Financial advisers who want to maximize a wealthy client's tax-free estate have a simple yet often overlooked strategy handy that essentially doubles the amount avoiding taxation at death.
The strategy, called portability, applies to married couples. When one spouse dies, portability allows the surviving spouse to inherit the decedent's estate-tax exemption, which is currently $11.4 million for individuals.
The surviving spouse would therefore be able to shield $22.8 million from the 40% federal estate tax when it passes to heirs upon death, instead of $11.4 million.
"It doubles the amount you can pass on estate-tax free," said Charlie Douglas, who runs an Atlanta-based family office.
The strategy could save clients a bundle of money. Consider a married couple with a $16 million estate, split evenly between a husband and wife. If the husband dies first and there's no portability, the estate would owe federal tax on $4.6 million of the estate when the wife dies ($16 million minus the wife's $11.4 million exemption). That amounts to a $1.84 million tax bill. With portability, however, the estate wouldn't owe any tax — due to the wife's $22.8 exemption.
But clients must file tax form 706 within nine months of the first death in order to elect portability. (There's also a six-month extension to file.) Despite the benefits, advisers and clients often forget to take this step, said Ed Slott, founder of Ed Slott & Co.
"I don't think they address it until it's too late," he said.
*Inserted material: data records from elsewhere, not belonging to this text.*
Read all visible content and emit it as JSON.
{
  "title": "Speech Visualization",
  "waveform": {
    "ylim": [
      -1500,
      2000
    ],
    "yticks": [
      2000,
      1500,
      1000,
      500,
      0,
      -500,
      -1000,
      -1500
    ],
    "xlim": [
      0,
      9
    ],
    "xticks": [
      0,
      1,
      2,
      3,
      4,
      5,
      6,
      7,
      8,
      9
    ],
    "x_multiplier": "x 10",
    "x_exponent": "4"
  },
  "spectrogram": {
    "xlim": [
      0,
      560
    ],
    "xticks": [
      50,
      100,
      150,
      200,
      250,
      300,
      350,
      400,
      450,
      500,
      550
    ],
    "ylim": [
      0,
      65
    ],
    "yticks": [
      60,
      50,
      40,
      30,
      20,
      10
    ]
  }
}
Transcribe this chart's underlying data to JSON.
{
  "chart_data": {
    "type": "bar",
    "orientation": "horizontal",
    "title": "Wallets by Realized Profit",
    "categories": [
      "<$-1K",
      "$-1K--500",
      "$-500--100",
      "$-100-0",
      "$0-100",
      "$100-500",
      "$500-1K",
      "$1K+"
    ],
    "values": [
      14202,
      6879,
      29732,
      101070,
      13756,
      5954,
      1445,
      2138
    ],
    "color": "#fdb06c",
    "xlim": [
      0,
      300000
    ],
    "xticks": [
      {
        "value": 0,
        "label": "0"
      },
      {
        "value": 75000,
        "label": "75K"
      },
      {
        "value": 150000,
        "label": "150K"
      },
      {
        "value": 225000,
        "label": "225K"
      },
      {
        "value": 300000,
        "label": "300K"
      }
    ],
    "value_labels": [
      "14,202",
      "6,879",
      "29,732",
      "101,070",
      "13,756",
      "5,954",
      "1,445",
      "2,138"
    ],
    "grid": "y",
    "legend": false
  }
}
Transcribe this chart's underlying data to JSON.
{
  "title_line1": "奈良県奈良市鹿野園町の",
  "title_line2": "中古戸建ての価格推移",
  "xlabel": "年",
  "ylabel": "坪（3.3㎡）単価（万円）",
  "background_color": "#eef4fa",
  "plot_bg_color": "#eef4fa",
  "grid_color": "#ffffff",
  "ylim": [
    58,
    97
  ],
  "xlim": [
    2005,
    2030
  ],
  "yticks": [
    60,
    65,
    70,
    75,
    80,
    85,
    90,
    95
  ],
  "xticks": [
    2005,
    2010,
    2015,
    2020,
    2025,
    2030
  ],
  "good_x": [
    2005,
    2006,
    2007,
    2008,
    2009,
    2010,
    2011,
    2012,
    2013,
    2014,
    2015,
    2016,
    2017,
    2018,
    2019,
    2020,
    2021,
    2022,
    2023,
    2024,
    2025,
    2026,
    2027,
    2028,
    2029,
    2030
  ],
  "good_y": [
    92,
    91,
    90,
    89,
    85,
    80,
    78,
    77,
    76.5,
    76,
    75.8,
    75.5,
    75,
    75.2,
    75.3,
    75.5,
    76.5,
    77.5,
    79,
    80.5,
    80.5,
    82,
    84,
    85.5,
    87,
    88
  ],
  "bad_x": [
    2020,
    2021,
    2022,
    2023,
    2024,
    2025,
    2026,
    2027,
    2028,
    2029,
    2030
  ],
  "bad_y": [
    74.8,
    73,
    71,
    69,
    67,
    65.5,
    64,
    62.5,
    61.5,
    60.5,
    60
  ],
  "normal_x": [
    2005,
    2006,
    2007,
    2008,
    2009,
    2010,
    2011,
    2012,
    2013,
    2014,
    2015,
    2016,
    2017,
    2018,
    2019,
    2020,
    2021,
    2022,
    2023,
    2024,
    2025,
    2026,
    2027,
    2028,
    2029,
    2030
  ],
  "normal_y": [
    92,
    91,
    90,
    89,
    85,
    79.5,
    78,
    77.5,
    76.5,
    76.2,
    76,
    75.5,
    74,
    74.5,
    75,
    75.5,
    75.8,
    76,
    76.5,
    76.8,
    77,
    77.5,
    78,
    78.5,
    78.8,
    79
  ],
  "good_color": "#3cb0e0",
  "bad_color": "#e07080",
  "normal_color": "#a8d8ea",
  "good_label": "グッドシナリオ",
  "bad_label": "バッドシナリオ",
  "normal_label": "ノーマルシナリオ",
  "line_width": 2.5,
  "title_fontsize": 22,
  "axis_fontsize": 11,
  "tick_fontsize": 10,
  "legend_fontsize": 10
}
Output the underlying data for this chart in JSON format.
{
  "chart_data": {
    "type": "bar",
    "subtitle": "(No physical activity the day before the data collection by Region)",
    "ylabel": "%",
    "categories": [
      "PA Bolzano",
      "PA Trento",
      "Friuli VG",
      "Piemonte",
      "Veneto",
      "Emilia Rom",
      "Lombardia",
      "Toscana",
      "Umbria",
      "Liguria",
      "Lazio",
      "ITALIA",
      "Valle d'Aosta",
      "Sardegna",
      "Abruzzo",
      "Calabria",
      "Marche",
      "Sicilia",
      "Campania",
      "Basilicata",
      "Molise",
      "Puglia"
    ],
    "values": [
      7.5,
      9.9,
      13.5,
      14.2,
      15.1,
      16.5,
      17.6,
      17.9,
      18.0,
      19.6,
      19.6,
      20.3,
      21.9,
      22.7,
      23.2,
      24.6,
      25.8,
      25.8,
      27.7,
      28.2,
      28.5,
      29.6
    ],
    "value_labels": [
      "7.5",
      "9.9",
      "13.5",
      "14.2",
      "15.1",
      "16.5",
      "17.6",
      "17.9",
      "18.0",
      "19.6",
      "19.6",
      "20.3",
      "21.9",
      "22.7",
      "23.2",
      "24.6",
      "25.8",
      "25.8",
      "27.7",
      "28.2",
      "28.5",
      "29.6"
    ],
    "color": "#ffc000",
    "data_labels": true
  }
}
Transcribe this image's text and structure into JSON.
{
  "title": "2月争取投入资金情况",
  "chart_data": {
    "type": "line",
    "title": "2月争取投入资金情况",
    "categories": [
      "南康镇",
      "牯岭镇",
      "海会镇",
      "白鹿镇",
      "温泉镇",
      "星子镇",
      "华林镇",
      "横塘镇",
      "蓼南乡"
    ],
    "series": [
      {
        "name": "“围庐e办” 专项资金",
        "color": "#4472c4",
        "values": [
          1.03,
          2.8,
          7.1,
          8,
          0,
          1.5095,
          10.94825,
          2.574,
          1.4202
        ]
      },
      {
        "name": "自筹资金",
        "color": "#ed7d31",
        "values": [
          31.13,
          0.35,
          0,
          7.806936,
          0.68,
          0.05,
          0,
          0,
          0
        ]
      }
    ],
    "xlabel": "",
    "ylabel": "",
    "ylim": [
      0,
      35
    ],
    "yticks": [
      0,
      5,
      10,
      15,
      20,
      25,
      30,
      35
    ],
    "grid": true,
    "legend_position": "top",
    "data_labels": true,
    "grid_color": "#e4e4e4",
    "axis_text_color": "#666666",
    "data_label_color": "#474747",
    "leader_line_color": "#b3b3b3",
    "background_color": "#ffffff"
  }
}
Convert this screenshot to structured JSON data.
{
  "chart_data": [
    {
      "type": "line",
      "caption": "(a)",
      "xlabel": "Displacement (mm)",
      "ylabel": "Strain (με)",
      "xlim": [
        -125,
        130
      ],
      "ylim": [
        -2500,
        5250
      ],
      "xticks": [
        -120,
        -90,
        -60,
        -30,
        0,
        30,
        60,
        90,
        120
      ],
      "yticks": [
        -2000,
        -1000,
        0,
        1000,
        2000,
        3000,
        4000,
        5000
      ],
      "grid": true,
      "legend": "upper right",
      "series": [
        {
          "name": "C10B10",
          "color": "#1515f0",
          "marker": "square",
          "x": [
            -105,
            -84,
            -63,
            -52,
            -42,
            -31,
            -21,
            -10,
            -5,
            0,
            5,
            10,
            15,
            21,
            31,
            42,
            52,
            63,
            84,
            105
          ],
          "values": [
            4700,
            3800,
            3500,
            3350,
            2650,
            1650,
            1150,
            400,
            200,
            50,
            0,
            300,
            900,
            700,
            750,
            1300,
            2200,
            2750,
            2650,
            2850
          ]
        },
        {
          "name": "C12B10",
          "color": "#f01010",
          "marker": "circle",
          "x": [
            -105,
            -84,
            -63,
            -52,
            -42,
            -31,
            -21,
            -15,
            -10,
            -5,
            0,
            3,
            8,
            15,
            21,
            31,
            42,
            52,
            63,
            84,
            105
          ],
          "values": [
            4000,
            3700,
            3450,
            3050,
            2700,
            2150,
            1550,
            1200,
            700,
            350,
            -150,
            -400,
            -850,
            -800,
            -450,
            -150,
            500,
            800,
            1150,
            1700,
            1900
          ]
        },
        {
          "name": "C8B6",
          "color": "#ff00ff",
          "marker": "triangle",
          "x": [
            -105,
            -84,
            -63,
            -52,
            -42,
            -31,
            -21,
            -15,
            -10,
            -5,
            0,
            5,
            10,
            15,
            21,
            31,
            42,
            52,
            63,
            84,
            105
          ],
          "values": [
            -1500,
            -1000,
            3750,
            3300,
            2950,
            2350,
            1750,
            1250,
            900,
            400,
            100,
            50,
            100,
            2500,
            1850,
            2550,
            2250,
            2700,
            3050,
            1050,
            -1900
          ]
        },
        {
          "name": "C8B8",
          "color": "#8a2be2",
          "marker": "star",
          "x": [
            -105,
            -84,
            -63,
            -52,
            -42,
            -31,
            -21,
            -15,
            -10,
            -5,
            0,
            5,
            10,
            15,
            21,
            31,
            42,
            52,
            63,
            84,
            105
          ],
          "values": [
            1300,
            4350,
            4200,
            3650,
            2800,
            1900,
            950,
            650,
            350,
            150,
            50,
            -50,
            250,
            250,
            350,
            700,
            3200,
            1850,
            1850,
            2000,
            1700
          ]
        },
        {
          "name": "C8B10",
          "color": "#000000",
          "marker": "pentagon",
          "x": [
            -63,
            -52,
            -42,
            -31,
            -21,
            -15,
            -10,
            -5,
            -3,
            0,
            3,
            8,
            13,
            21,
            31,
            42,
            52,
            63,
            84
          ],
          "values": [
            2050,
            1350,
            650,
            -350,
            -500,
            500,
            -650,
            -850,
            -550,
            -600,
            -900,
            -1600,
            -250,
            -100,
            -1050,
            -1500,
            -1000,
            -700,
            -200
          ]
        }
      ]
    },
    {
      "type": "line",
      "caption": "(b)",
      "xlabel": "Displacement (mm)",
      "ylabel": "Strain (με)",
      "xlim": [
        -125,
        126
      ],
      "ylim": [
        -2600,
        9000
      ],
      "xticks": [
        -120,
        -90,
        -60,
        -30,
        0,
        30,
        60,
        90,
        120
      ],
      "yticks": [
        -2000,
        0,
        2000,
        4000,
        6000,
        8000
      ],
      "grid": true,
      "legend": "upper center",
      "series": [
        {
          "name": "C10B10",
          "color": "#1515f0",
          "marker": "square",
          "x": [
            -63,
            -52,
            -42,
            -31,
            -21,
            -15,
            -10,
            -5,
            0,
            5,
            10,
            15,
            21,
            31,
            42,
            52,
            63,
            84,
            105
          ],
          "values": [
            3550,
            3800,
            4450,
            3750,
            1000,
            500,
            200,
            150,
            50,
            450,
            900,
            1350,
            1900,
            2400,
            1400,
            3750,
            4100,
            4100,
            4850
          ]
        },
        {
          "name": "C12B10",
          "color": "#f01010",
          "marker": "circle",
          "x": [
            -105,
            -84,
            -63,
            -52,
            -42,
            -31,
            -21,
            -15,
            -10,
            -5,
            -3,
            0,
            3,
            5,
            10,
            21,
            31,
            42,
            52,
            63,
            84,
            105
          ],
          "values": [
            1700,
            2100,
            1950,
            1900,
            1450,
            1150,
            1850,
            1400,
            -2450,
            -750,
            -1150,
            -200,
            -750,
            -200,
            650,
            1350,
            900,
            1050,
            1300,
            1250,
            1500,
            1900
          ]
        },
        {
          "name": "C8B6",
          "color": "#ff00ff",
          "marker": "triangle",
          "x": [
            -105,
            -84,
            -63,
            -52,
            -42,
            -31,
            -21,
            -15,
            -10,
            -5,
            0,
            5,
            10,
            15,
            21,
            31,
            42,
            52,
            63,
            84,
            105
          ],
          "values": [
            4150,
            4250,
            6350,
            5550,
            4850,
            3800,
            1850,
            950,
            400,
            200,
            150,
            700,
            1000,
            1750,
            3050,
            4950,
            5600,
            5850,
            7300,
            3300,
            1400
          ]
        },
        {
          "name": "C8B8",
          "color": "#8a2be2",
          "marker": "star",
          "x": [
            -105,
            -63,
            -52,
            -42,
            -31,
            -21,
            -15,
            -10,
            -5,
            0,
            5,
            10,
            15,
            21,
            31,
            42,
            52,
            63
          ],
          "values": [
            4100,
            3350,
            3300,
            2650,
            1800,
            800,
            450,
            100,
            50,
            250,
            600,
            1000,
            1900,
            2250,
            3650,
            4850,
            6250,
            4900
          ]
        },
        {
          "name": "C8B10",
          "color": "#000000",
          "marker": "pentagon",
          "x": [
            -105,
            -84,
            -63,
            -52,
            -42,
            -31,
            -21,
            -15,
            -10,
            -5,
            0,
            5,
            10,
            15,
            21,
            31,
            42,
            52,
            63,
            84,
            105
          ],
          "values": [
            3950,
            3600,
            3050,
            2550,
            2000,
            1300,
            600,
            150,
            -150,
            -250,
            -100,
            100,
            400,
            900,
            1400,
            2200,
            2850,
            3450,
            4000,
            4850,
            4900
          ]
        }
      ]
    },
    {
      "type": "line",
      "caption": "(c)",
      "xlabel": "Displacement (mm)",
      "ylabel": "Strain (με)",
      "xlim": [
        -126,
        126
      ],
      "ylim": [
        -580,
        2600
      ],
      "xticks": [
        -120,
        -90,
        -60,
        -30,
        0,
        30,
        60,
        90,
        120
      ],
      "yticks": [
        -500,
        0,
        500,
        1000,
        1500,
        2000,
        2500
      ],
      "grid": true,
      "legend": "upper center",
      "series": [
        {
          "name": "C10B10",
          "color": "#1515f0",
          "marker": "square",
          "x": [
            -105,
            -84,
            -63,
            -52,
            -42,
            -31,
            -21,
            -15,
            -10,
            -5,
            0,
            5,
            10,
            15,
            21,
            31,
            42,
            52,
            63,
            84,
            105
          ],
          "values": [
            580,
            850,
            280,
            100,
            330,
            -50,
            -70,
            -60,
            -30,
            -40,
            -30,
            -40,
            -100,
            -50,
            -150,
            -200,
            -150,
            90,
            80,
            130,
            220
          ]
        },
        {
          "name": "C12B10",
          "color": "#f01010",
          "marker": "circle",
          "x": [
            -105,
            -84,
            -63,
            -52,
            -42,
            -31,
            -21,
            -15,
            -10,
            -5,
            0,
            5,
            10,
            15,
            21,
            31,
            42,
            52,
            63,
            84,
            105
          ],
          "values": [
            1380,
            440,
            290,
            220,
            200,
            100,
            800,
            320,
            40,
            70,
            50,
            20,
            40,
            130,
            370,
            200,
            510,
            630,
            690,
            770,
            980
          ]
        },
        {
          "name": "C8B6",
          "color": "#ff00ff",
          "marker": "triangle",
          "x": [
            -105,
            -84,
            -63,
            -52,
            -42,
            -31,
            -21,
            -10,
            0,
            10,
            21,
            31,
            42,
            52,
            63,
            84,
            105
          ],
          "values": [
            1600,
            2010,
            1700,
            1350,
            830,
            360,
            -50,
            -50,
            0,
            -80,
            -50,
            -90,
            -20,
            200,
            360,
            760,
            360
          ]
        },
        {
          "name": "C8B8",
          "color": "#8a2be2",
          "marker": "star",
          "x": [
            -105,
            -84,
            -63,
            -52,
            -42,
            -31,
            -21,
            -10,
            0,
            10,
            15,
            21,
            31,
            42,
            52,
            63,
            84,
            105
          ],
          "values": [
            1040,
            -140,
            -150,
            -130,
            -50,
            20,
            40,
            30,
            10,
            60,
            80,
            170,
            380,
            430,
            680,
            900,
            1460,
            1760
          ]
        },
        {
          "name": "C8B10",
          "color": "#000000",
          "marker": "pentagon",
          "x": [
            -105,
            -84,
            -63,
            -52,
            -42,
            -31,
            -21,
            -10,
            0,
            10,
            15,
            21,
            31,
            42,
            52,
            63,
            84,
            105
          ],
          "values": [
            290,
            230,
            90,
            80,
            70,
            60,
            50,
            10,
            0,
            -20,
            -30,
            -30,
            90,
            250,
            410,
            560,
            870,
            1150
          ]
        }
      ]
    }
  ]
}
Portability was codified by the Tax Relief, Unemployment Insurance Reauthorization and Job Creation Act of 2010. Prior to that, clients could only pass on their estate-tax exemption by using credit shelter trusts.
The 2017 tax law vastly increased the amount an estate can pass on tax-free — the exemption doubled to $11.18 million in 2018 from $5.49 million the prior tax year.
Many advisers may be unconcerned about portability given the current higher thresholds, since only the extremely wealthy will owe federal estate tax. However, the thresholds are set to revert in 2026 — which would cut them in half again. This impending change gives advisers added reason to pay attention more now than in the past, experts said.
"That changes [the calculus] a bit," said Mr. Douglas. "[Portability] is one of those sleepy things at the moment for all but the uber wealthy. But I think for the moderately wealthy, somewhere between $5 million and $10 million, it might make some sense to look at portability."
Plus, there's reason to elect portability even if an estate wouldn't currently be taxable.
"You don't know what [the exemption] might be in the future," Mr. Slott said. "What if you live 30 years and [the deceased spouse] left you just $1 million or $2 million, but in 30 years it's worth $50 million? You don't know what it might appreciate to. Why not lock it in? It's a freebie."